Hornblower is the hero that Forester would like to have been. Using a superior intellect, he devised brilliant stratagems; his courage always overcame his natural fear of death; he was too modest and self-effacing to understand his powerful attraction to women; and, perhaps most telling, he never confided his innermost thoughts to anyone.
Bibliography
Forester, C. S. The Hornblower Companion: An Atlas and Personal Commentary on the Writing of the Hornblower Saga. Boston: Little, Brown, 1964. Indispensable handbook to the Hornblower stories, with detailed maps and numerous illustrations by Samuel Bryant. The book also contains Forester’s “Some Personal Notes,” which, though unreliable on details of his life, provides insights into his work.

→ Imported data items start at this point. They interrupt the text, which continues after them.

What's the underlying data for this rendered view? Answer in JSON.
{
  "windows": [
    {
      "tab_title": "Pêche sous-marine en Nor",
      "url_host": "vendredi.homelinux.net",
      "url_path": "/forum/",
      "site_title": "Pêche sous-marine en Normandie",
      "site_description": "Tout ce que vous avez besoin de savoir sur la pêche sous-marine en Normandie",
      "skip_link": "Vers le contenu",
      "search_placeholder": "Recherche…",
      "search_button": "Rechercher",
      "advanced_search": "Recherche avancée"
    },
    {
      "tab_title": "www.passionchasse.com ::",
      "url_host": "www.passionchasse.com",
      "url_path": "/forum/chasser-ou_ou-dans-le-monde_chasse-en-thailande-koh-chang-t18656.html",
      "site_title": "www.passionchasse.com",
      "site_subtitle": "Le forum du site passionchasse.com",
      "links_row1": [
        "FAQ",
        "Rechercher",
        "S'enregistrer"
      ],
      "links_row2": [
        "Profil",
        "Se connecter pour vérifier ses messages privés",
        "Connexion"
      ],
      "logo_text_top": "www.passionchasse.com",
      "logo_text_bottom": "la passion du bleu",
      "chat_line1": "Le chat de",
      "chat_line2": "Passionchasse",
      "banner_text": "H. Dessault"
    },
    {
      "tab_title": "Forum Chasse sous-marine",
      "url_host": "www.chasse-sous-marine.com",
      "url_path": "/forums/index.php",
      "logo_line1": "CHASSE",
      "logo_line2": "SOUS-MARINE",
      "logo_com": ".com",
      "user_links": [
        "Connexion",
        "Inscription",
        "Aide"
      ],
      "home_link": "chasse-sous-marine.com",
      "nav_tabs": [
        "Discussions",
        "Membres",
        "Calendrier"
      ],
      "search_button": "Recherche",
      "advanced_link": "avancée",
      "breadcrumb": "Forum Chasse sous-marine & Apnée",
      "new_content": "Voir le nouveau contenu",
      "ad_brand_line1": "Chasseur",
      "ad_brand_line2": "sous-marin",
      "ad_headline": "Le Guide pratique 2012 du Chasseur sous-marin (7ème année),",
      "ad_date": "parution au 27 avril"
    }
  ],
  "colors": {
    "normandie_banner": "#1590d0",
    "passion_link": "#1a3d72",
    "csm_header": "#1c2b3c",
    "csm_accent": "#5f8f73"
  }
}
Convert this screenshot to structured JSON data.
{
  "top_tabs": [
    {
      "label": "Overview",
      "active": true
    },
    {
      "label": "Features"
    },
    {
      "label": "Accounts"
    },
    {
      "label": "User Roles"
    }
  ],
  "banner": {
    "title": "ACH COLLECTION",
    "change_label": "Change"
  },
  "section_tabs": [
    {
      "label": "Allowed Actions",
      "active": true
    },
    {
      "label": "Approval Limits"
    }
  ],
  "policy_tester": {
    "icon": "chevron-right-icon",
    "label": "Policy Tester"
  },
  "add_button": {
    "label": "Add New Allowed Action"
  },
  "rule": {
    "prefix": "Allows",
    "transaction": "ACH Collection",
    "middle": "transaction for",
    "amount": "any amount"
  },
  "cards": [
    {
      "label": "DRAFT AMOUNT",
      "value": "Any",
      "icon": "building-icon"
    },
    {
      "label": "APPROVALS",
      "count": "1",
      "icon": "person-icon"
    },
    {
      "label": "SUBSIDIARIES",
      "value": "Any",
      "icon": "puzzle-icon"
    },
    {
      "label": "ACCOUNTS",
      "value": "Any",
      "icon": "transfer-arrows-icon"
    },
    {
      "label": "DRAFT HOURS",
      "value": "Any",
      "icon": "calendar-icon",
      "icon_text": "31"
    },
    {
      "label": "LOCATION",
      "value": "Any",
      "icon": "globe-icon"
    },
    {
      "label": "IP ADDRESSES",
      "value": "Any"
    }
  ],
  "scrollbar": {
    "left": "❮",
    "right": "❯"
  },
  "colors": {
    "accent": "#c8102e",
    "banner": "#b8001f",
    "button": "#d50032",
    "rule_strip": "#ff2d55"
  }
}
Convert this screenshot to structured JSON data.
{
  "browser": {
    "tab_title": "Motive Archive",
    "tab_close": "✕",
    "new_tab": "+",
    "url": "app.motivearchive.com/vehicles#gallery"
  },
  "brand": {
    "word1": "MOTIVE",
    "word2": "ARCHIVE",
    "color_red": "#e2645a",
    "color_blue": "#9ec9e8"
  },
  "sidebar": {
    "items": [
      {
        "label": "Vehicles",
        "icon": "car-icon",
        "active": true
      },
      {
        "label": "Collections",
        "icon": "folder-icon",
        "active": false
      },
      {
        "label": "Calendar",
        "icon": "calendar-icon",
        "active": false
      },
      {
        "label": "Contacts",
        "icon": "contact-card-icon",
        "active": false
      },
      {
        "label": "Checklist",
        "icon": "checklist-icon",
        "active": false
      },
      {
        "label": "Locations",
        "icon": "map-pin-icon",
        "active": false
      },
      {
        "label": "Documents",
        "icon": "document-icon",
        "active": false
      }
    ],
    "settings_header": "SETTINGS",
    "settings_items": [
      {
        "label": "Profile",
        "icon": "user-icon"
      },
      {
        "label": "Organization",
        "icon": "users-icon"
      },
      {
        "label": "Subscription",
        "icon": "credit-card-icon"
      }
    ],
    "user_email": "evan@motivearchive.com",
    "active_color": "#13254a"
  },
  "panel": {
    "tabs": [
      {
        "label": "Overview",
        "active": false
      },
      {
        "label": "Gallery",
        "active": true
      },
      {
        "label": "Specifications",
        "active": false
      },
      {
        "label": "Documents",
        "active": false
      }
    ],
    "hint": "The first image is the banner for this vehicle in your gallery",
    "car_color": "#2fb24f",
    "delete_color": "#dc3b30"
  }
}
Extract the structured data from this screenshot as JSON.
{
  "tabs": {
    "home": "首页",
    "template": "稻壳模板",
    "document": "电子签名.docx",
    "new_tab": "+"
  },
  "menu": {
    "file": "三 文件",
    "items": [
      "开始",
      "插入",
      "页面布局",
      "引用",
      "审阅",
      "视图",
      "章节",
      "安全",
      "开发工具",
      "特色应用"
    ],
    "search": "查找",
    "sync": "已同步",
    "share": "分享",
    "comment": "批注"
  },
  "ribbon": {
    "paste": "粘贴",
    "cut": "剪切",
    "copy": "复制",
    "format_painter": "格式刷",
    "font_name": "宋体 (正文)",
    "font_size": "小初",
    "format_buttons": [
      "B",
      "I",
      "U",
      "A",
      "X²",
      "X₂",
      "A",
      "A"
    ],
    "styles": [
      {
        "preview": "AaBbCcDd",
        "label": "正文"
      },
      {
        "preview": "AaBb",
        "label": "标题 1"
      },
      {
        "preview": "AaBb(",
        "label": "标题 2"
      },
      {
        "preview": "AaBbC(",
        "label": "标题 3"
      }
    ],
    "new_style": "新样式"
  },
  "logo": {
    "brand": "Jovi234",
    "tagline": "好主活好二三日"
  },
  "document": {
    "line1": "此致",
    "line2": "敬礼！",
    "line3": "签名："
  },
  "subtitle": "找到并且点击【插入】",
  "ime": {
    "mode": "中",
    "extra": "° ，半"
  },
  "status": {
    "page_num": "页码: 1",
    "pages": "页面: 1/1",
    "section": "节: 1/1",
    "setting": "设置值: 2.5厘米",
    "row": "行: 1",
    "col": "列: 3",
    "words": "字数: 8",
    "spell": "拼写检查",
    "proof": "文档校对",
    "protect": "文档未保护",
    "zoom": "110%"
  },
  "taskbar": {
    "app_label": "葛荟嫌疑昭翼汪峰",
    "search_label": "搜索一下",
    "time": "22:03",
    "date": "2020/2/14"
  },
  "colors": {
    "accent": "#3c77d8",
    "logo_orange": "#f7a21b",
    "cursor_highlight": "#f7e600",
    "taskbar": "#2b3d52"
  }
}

‗‗‗‗‗‗‗. Long Before Forty. Boston: Little, Brown, 1967. Posthumously published autobiography that Forester wrote before his first major literary successes. A full account of his early life, but generally unreliable. This edition also reprints “Some Personal Notes” from The Hornblower Companion.
Forester, John. Novelist and Storyteller: The Life of C. S. Forester. 2 vols. Lemon Grove, Calif.: Author, 2000. A richly detailed, iconoclastic, and often painfully revealing account of Forester’s inner life, written by his son. An important and influential contribution to understanding Forester as a writer.
Grainger, John D. “Who Was Hornblower?” History Today 49, no. 10 (October, 1999): 32. Grainger tries to determine who was the “real” Horatio Hornblower and identifies two historical figures who could be models for the fictional character.
The Naval Gazette: The Journal of the C. S. Forester Society (1996- ). A quarterly publication with articles and features relating to Forester’s life and work.
Sternlicht, Sanford. C. S. Forester. Boston: Twayne, 1981. Discussion of Forester’s life relies almost entirely on Forester’s own unreliable memoirs; however, it offers engagingly written and appreciative discussions of his writings.